Anthony G Williams
Greybeard
Sorry mosaix, but does that mean you only believe what has been been proved by experiment, or by deduction?
Those are two different things?
The greatest scientists on earth 'believe' (by deduction) that 96% of the universe is dark matter/energy which would account for the extra gravity in the universe, so they can't see it or measure it in any way except that something must be there, to make the equations balance.
And yet the 'physics model' rejects 'string theory' as a 'philosophy' because it can't be proved by physical experiment, simply because the apparatus to measure it does not exist, although the Large Hadron Collider might help string-theory gain some credibility with 'real' physics.
So even physics is not that different from being a religion, when you think about it.
A classic chain of illogical thinking....we don't know everything, therefore anything we can't prove is in the same category, therefore physics is no different from religion.
No, NO, NO!!!
Physics, like all science and many other disciplines (historical research, for instance), is based on evidence. Cosmological theories are an attempt to make sense of our observations of the universe (which is our basic evidence) in a way which is consistent with known science (evidence collected concerning the existence and behaviour of sub-atomic particles) and with mathematical logic. The fact that there are several competing theories is because, at the moment, the evidence we need is incomplete.

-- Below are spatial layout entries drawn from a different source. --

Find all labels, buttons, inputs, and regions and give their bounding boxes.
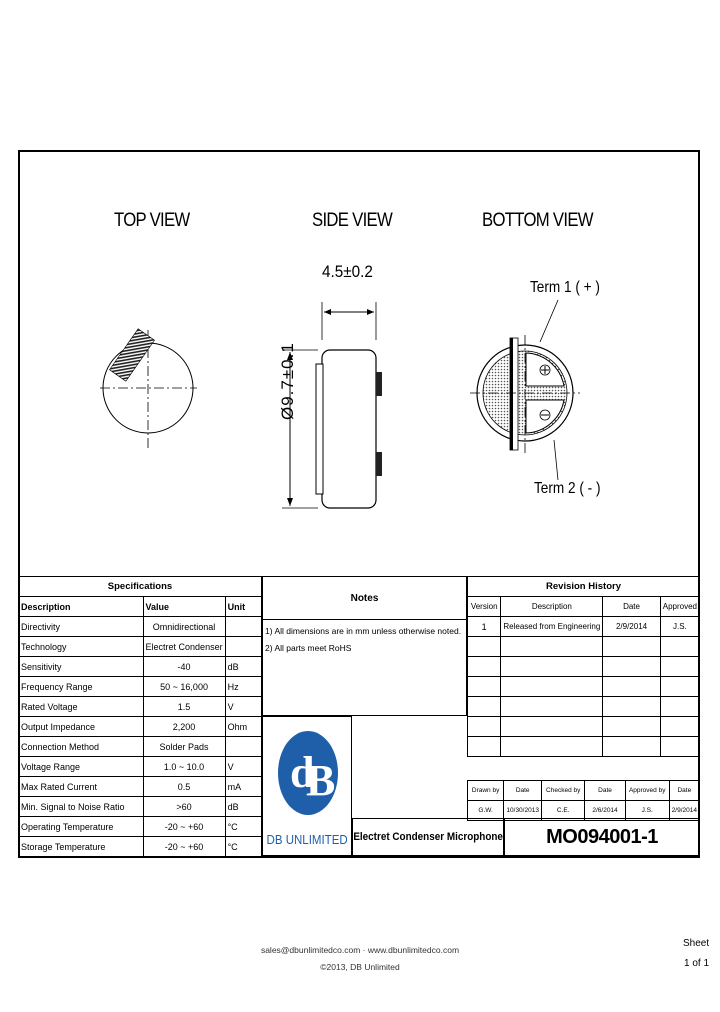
- company-name: DB UNLIMITED: [266, 833, 348, 847]
- table-row: [19, 717, 262, 737]
- revision-header: Approved: [660, 597, 699, 617]
- signoff-value: 2/9/2014: [669, 801, 699, 821]
- signoff-header: Drawn by: [468, 781, 504, 801]
- spec-cell: °C: [225, 817, 261, 837]
- spec-cell: Min. Signal to Noise Ratio: [19, 797, 144, 817]
- spec-cell: 50 ~ 16,000: [143, 677, 225, 697]
- spec-title: Specifications: [19, 577, 262, 597]
- spec-cell: Max Rated Current: [19, 777, 144, 797]
- signoff-value: G.W.: [468, 801, 504, 821]
- table-row: [468, 717, 700, 737]
- table-row: [19, 777, 262, 797]
- part-number: MO094001-1: [546, 825, 658, 848]
- table-row: [19, 797, 262, 817]
- revision-cell: Released from Engineering: [501, 617, 603, 637]
- signoff-header: Date: [504, 781, 542, 801]
- table-row: [19, 837, 262, 857]
- table-row: [468, 657, 700, 677]
- spec-cell: Electret Condenser: [143, 637, 225, 657]
- notes-box: [262, 576, 467, 716]
- signoff-header: Approved by: [625, 781, 669, 801]
- table-row: [19, 757, 262, 777]
- signoff-table: [467, 780, 700, 821]
- spec-header: Value: [143, 597, 225, 617]
- spec-cell: Directivity: [19, 617, 144, 637]
- signoff-value: C.E.: [542, 801, 585, 821]
- spec-cell: -20 ~ +60: [143, 817, 225, 837]
- revision-cell: 2/9/2014: [603, 617, 660, 637]
- part-number-box: [504, 818, 700, 856]
- bottom-view-drawing: [470, 290, 600, 500]
- revision-header: Description: [501, 597, 603, 617]
- term2-label: Term 2 ( - ): [534, 480, 601, 497]
- revision-table: [467, 576, 700, 757]
- table-row: [19, 657, 262, 677]
- spec-cell: V: [225, 697, 261, 717]
- term1-label: Term 1 ( + ): [530, 279, 600, 296]
- width-dimension: 4.5±0.2: [322, 262, 373, 281]
- footer-contact: sales@dbunlimitedco.com · www.dbunlimitedco.com: [260, 945, 460, 955]
- spec-cell: Output Impedance: [19, 717, 144, 737]
- diameter-dimension: Ø9.7±0.1: [278, 342, 297, 420]
- revision-cell: J.S.: [660, 617, 699, 637]
- spec-cell: Frequency Range: [19, 677, 144, 697]
- spec-cell: Storage Temperature: [19, 837, 144, 857]
- spec-cell: >60: [143, 797, 225, 817]
- revision-title: Revision History: [468, 577, 700, 597]
- spec-cell: 1.5: [143, 697, 225, 717]
- spec-cell: Omnidirectional: [143, 617, 225, 637]
- table-row: [468, 677, 700, 697]
- table-row: [19, 817, 262, 837]
- spec-cell: Ohm: [225, 717, 261, 737]
- spec-cell: Hz: [225, 677, 261, 697]
- notes-title: Notes: [263, 577, 466, 620]
- signoff-value: J.S.: [625, 801, 669, 821]
- note-item: 2) All parts meet RoHS: [265, 643, 352, 653]
- signoff-value: 2/6/2014: [585, 801, 625, 821]
- svg-text:B: B: [306, 756, 336, 805]
- signoff-header: Date: [669, 781, 699, 801]
- table-row: [19, 677, 262, 697]
- table-row: [19, 737, 262, 757]
- product-title: Electret Condenser Microphone: [353, 831, 503, 843]
- signoff-header: Checked by: [542, 781, 585, 801]
- revision-cell: 1: [468, 617, 501, 637]
- bottom-view-title: BOTTOM VIEW: [482, 210, 593, 231]
- spec-header: Unit: [225, 597, 261, 617]
- spec-cell: [225, 637, 261, 657]
- spec-cell: Rated Voltage: [19, 697, 144, 717]
- revision-header: Date: [603, 597, 660, 617]
- table-row: [19, 697, 262, 717]
- signoff-value: 10/30/2013: [504, 801, 542, 821]
- top-view-title: TOP VIEW: [114, 210, 190, 231]
- signoff-header: Date: [585, 781, 625, 801]
- spec-cell: V: [225, 757, 261, 777]
- spec-cell: Connection Method: [19, 737, 144, 757]
- spec-cell: dB: [225, 797, 261, 817]
- spec-cell: [225, 737, 261, 757]
- product-title-box: [352, 818, 504, 856]
- note-item: 1) All dimensions are in mm unless otherwise noted.: [265, 626, 462, 636]
- spec-cell: 0.5: [143, 777, 225, 797]
- footer-copyright: ©2013, DB Unlimited: [320, 962, 400, 972]
- side-view-title: SIDE VIEW: [312, 210, 393, 231]
- sheet-value: 1 of 1: [684, 958, 710, 969]
- table-row: [468, 637, 700, 657]
- spec-cell: °C: [225, 837, 261, 857]
- company-logo-box: [262, 716, 352, 856]
- spec-cell: -20 ~ +60: [143, 837, 225, 857]
- revision-header: Version: [468, 597, 501, 617]
- spec-cell: Technology: [19, 637, 144, 657]
- sheet-label: Sheet: [683, 938, 710, 949]
- spec-cell: 1.0 ~ 10.0: [143, 757, 225, 777]
- spec-cell: mA: [225, 777, 261, 797]
- spec-cell: Voltage Range: [19, 757, 144, 777]
- spec-cell: -40: [143, 657, 225, 677]
- db-logo-icon: [275, 725, 341, 825]
- table-row: [468, 737, 700, 757]
- table-row: [19, 617, 262, 637]
- specifications-table: [18, 576, 262, 857]
- spec-cell: dB: [225, 657, 261, 677]
- spec-cell: [225, 617, 261, 637]
- table-row: [19, 637, 262, 657]
- spec-cell: Operating Temperature: [19, 817, 144, 837]
- spec-cell: Solder Pads: [143, 737, 225, 757]
- spec-header: Description: [19, 597, 144, 617]
- svg-text:d: d: [290, 748, 315, 797]
- table-row: [468, 617, 700, 637]
- spec-cell: 2,200: [143, 717, 225, 737]
- table-row: [468, 697, 700, 717]
- spec-cell: Sensitivity: [19, 657, 144, 677]
- top-view-drawing: [95, 300, 205, 480]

By definition, theories about the formation of the universe are not "testable" in the sense of "setting up an experiment to create a universe", but that doesn't mean that they are no more than fantasies. As the evidence comes in, so the theories will be whittled down. It's the evidence which determines and validates (or rejects) the theories.
Religion, on the other hand, is a "given" body of knowledge: it rejects any evidence which does not comply with the holy texts (in fact if you're in a Muslim country and you start questioning the factual accuracy of the Koran, you'd better have a very fast getaway in place and ready to go...). It is the antithesis of science, as different as it could be. Religion has always hated science (and tortured scientists to "recant" until this became regarded as rather uncivilised) because religious leaders do not want any questioning of their authority, or of the basis for that authority. If religion had not been challenged by the scientific method (which kept being proved right), we would all still be in the Dark Ages, because religion resists change as hard as it can.
The belief that aliens exist is not based on any verified evidence whatsoever. Let alone the belief that aliens have formed advanced technological civilisations, have managed to visit the Earth, and have amused themselves, first by building the pyramids and Stonehenge and now by having fun with crop circles. Attempts to point out that there are perfectly simple, mundane explanations, based on solid evidence and fully compliant with scientific and historical knowledge, which account for all of these are rejected by the "alienists" with the same blind vehemence as medieval priests rejected the notion that the Earth might be a spheroid, and that it might be orbiting the sun rather than the other way around.
It's the alien fantasies that are in the same camp as religion - as we have seen in this thread, you will not shake the true believers by producing solid evidence that they are wrong.